La editorial Taurus acaba de publicar en Madrid el libro del poeta Luis García Montero (Granada, 1958), titulado Un lector llamado Federico García Lorca, en el que demuestra con multitud de documentos que el autor de Poeta en Nueva York era, por más que pueda sorprendernos, un lector empedernido, aunque desde bien pronto se le atribuyó la condición de poeta intuitivo y poco culto. Su amigo de la juventud, el gran hispanista José Fernández Montesinos, cuando, en Leipzig en 1924, prepara la primera antología de los poetas de la generación el 27, afirmó y dejó sentado en el hispanismo universal una conclusión que, hoy, ochenta años después de la muerte del poeta, García Montero se ha encargado de desmentir cuidadosamente: «Es entre los poetas contemporáneos, ciertamente, el que menos libros leyó, y esta falta de educación literaria se hace sentir en sus poemas; irregularidades estilísticas y actos arbitrarios emergen por todas partes. Pero ¡qué significa esto en relación con las sorpresas que trae su poesía!», escribió Montesinos.

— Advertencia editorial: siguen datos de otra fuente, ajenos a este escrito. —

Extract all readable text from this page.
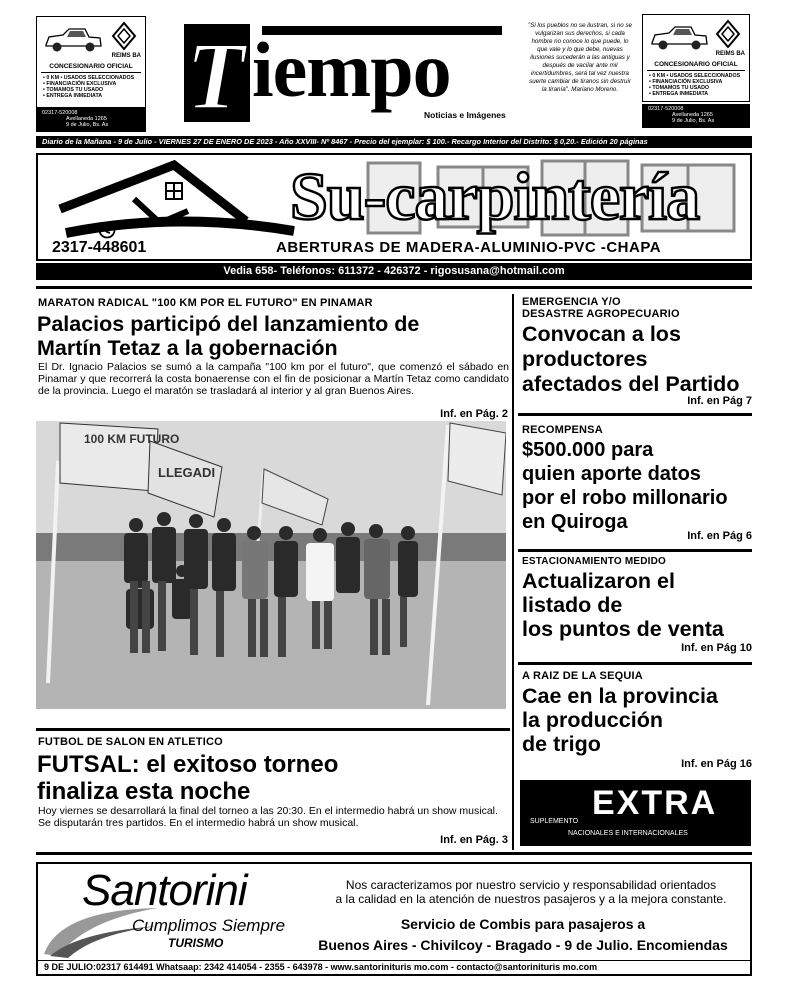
REIMS BA
CONCESIONARIO OFICIAL
• 0 KM • USADOS SELECCIONADOS
• FINANCIACIÓN EXCLUSIVA
• TOMAMOS TU USADO
• ENTREGA INMEDIATA
02317-520008
Avellaneda 1265
9 de Julio, Bs. As
REIMS BA
CONCESIONARIO OFICIAL
• 0 KM • USADOS SELECCIONADOS
• FINANCIACIÓN EXCLUSIVA
• TOMAMOS TU USADO
• ENTREGA INMEDIATA
02317-520008
Avellaneda 1265
9 de Julio, Bs. As
T iempo
Noticias e Imágenes
"Si los pueblos no se ilustran, si no se vulgarizan sus derechos, si cada hombre no conoce lo que puede, lo que vale y lo que debe, nuevas ilusiones sucederán a las antiguas y después de vacilar ante mil incertidumbres, será tal vez nuestra suerte cambiar de tiranos sin destruir la tiranía". Mariano Moreno.
Diario de la Mañana - 9 de Julio - VIERNES 27 DE ENERO DE 2023 - Año XXVIII- Nº 8467 - Precio del ejemplar: $ 100.- Recargo Interior del Distrito: $ 0,20.- Edición 20 páginas
Su-carpintería
2317-448601	ABERTURAS DE MADERA-ALUMINIO-PVC -CHAPA
Vedia 658- Teléfonos: 611372 - 426372 - rigosusana@hotmail.com
MARATON RADICAL "100 KM POR EL FUTURO" EN PINAMAR
Palacios participó del lanzamiento de
Martín Tetaz a la gobernación
El Dr. Ignacio Palacios se sumó a la campaña "100 km por el futuro", que comenzó el sábado en Pinamar y que recorrerá la costa bonaerense con el fin de posicionar a Martín Tetaz como candidato de la provincia. Luego el maratón se trasladará al interior y al gran Buenos Aires.
Inf. en Pág. 2
100 KM FUTURO
LLEGADI
FUTBOL DE SALON EN ATLETICO
FUTSAL: el exitoso torneo
finaliza esta noche
Hoy viernes se desarrollará la final del torneo a las 20:30. En el intermedio habrá un show musical. Se disputarán tres partidos. En el intermedio habrá un show musical.
Inf. en Pág. 3
EMERGENCIA Y/O
DESASTRE AGROPECUARIO
Convocan a los
productores
afectados del Partido
Inf. en Pág 7
RECOMPENSA
$500.000 para
quien aporte datos
por el robo millonario
en Quiroga
Inf. en Pág 6
ESTACIONAMIENTO MEDIDO
Actualizaron el
listado de
los puntos de venta
Inf. en Pág 10
A RAIZ DE LA SEQUIA
Cae en la provincia
la producción
de trigo
Inf. en Pág 16
SUPLEMENTO EXTRA
NACIONALES E INTERNACIONALES
Santorini
Cumplimos Siempre
TURISMO
Nos caracterizamos por nuestro servicio y responsabilidad orientados
a la calidad en la atención de nuestros pasajeros y a la mejora constante.
Servicio de Combis para pasajeros a
Buenos Aires - Chivilcoy - Bragado - 9 de Julio. Encomiendas
9 DE JULIO:02317 614491 Whatsaap: 2342 414054 - 2355 - 643978 - www.santorinituris mo.com - contacto@santorinituris mo.com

Lo cierto es que desde muy joven fue un gran lector, y lo prueba la relación de libros de sus bibliotecas domésticas de Granada y de Madrid y las numerosas citas y referencias a autores que aparecen en sus escritos en prosa, en sus cartas y en las entrevistas periodísticas que concedió a lo largo de su vida. Desde Víctor Hugo a Ibsen, Maeterlinck o Juan Ramón Jiménez en su escritos pueden hallarse reflexiones procedentes de Goethe, Balzac, Larra, Ruskin, Dostoyevski, Turguenev, Rubén Darío, Amado Nervo, Paul Verlaine o Francis Jammes, T. S Eliot o Walt Whitman, Tagore o Azorín, sin olvidar los clásicos del Siglo de Oro, desde San Juan de la Cruz a Góngora, Calderón y, sobre todo, Lope de Vega y más aún Shakespeare.

García Lorca, sin embargo, fue mal estudiante, no acabó nunca Filosofía y Letras y tardó mucho en terminar Derecho, pero ser mal estudiante nada tiene que ver con la intensa cultura que nutría su vida intelectual, adquirida por su indudable condición de lector voraz, que él mismo reconocía ser en sus cartas a familiares y amigos. Su propia formación en el seno de una culta familia (su madre, la maestra Vicenta Lorca, leía a los campesinos en las noches del verano el drama de Victor Hugo Hernani, que el niño García Lorca escuchaba con asombro), la complicidad intelectual con su hermano Francisco, estudiante aplicado y ejemplar con el que compartió numerosos libros, forjó en Federico una formación de una solidez intelectual extraordinaria, como no podía ser de otro modo en el poeta y dramaturgo excepcional que llegaría a ser.

Su amigo de los años de la Residencia de Estudiantes Pepín Bello afirma que lo había leído todo y lo recuerda en la biblioteca de la propia Residencia leyendo los enormes volúmenes que contenían las obras completas de Lope de Vega y de Calderón de la Barca. Como señala García Montero, «el abundante culturalismo de sus primeros textos tiene por tanto el respaldo de una biblioteca en la que abundan libros religiosos, mitológicos, filosóficos, de historia cultual y de literatura contemporánea. Federico y Francisco García Lorca firman como propietarios, dibujan, subrayan y hacen anotaciones en ejemplares» de números autores clásicos y contemporáneos.

Su llegada a Madrid supuso la integración plena en el mundo intelectual no solo de sus compañeros de generación sino también de los inmediatos maestros, desde Ramón Gómez de la Serna, Ortega y Gasset, Unamuno o Antonio Machado al ya citado Juan Ramón, con el que comparte las raíces andaluzas tanto las cultas como las populares. Indudablemente un espacio fundamental en el mundo cultural de García Lorca lo constituye todo lo relacionado con la lírica tradicional, en cuya investigación colabora con Menéndez Pidal; y con Manuel de Falla, como desvela muy bien García Montero en el capítulo que cierra este libro, desarrolló investigaciones sobre música y poesía popular de una categoría altísima.

Muy interesante es la indagación que García Montero hace, a lo largo de las páginas del volumen, de la propia identidad de Federico García Lorca en sus más íntimas aspiraciones, en su lucha entre la carne y el espíritu y en el propio descubrimiento de sí mismo a lo largo de la adolescencia y la juventud: «La posibilidad de objetivar sus contradicciones íntimas, apoyándose en nombres y tradiciones de prestigio indudable, significaba una puerta de salida para las humillaciones», afirma García Montero. Sin duda su amplísima cultura le permitió abordar, en tiempos muy difíciles, aspectos de su identidad personal que lo confirmaron como el gran intelectual que García Lorca llevó siempre en su interior.